BACKGROUND: Heparin-induced thrombocytopenia (HIT) is a severe adverse reaction to heparin caused by heparin-dependent, platelet activating anti-platelet factor 4 (PF4) /heparin antibodies . Heparin is a cornerstone of treatment in critically ill COVID-19 patients. HIT antibodies can be detected by antigen tests and functional tests . Often strong reactivity in the antigen test is used as surrogate marker for the presence of clinically relevant, platelet activating antibodies . We observed an unexpectedly high percentage of COVID-19 patients, clinically suspected to have HIT, with high titer anti-PF4/heparin antibodies, but a negative functional test .

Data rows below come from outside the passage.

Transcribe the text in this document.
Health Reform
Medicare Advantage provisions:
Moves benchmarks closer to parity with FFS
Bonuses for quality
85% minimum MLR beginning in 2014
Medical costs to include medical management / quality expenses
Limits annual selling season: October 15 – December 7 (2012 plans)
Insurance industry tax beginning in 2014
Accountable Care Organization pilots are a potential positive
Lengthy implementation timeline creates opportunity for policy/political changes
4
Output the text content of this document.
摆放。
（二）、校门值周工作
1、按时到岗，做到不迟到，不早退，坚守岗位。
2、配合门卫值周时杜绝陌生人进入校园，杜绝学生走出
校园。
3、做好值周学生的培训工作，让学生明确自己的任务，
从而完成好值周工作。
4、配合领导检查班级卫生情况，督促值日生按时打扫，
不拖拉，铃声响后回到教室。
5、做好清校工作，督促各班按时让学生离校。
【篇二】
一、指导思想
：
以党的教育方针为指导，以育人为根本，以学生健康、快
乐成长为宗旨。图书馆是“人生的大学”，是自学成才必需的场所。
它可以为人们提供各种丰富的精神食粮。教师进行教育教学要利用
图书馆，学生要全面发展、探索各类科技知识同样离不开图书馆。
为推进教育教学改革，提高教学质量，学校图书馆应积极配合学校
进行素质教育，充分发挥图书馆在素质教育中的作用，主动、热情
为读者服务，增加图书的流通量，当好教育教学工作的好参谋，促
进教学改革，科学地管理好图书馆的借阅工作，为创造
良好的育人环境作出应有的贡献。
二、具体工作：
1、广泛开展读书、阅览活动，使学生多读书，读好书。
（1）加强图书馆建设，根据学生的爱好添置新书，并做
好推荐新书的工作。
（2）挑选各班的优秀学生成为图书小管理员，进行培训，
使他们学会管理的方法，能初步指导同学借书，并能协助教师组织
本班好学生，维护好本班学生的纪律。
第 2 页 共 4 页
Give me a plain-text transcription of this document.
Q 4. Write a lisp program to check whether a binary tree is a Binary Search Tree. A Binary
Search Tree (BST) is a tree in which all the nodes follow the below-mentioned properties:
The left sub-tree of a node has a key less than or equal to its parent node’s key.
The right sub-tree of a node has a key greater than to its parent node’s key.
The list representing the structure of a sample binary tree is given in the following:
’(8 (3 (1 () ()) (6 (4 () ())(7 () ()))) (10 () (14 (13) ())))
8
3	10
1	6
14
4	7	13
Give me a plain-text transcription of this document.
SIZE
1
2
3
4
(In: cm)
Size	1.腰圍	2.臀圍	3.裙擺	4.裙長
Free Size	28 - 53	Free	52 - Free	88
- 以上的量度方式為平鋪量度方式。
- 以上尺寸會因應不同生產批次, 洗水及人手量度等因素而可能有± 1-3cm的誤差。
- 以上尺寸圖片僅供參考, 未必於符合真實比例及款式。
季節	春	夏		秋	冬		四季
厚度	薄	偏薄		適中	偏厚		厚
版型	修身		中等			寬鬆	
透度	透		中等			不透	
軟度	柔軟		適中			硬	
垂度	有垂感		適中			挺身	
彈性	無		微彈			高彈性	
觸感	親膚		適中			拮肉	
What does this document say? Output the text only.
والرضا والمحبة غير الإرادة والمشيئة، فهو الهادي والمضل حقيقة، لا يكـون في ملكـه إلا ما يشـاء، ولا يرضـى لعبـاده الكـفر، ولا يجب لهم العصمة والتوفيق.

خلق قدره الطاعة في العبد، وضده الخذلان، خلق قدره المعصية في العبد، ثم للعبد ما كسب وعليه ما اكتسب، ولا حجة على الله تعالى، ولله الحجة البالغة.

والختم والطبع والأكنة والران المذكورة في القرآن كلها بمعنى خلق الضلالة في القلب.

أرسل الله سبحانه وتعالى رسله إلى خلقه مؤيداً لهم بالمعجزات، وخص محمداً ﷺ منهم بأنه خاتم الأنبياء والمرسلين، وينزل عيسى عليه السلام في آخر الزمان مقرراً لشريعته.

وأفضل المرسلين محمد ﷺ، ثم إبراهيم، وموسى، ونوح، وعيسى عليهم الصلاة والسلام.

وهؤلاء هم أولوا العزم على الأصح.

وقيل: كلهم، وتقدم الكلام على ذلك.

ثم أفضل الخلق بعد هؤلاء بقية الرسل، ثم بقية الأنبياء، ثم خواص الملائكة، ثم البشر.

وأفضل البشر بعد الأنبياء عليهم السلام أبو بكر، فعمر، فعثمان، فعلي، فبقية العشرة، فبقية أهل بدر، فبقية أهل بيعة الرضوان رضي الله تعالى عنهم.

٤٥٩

OBJECTIVE: We investigated whether in COVID-19 patients a serum-derived factor inhibits the heparin-induced platelet activation test (HIPA).
METHODS AND RESULTS: 12 COVID-19 patients with suspected HIT were tested . Three samples tested negative in all assays; nine samples tested positive by antigen tests, among which only three tested also positive by HIPA . When we spiked COVID-19 serum or control serum with the human HIT antibody like mAb 5B9, reactivity of 5B9 remained the same . Also the purified IgG fractions of COVID-19 sera testing strongly positive in the PF4/heparin antigen test but negative in the functional test did not show increased reactivity in the functional test in comparison to the original serum . Both results make a functionally inhibitory factor in the serum/plasma of COVID-19 patients highly unlikely .
CONCLUSION: COVID-19 patients often present with strong reactivity in PF4/heparin antigen tests without the presence of platelet-activating antibodies . Diagnosis of HIT requires confirmation of heparin-dependent, platelets activating antibodies to avoid overdiagnosis and overtreatment with non-heparin anticoagulants.